# Gaggia Classic OPV Disassembly - What is this part called?



## jsonfry (Jan 17, 2017)

I've been having some trouble with my Classic where there's limited flow out of the group head but lots out of the OPV. I thought maybe something was in there holding it open so I've taken it apart (I've got a pressure gauge so I can set the pressure correctly again afterwards).

When I unscrewed the adjustment screw all the way out (13 turns, for my own reference when I put it back together...) then took the spring out, there's a little "bolt with a hole in and rubber on the bottom" - I've no idea what this part is actually called. Anyway, the rubber on the bottom is all perished and falling off, does anyone know if am I right in assuming this isn't quite right?

Does anyone know what the name of this part is and where I could buy one? I've tried searching around but not had much luck...

Cheers


----------



## jsonfry (Jan 17, 2017)




----------



## ashcroc (Oct 28, 2016)

jsonfry said:


> View attachment 32130


Might be easier just to get a new OPV assembly.


----------



## joey24dirt (Jan 28, 2017)

Was an o ring I think  can't really tell


----------



## KTD (Dec 28, 2017)

Picture Removed


----------



## jsonfry (Jan 17, 2017)

Thanks for the replies so far.
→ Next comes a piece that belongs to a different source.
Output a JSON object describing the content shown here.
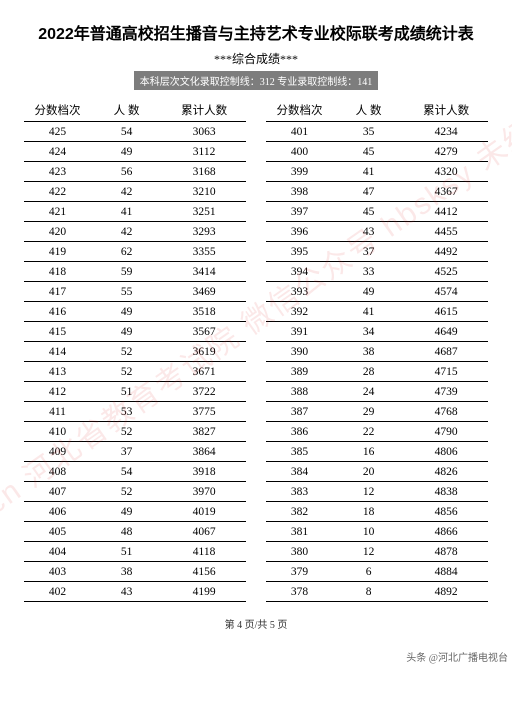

Yeah it'd be easier to replace the whole OPV assembly but it seems like such a waste when it's one tiny part that's broken :/

I've seen it called a "brass plunger with rubber pad" on a PDF someone made comparing different OPVs but that's still not turned up anything on searches. I wonder if perhaps the part I'm after is too particular


----------



## Norvin (Sep 10, 2014)

I would try cutting a replacement disc from a tap washer.


----------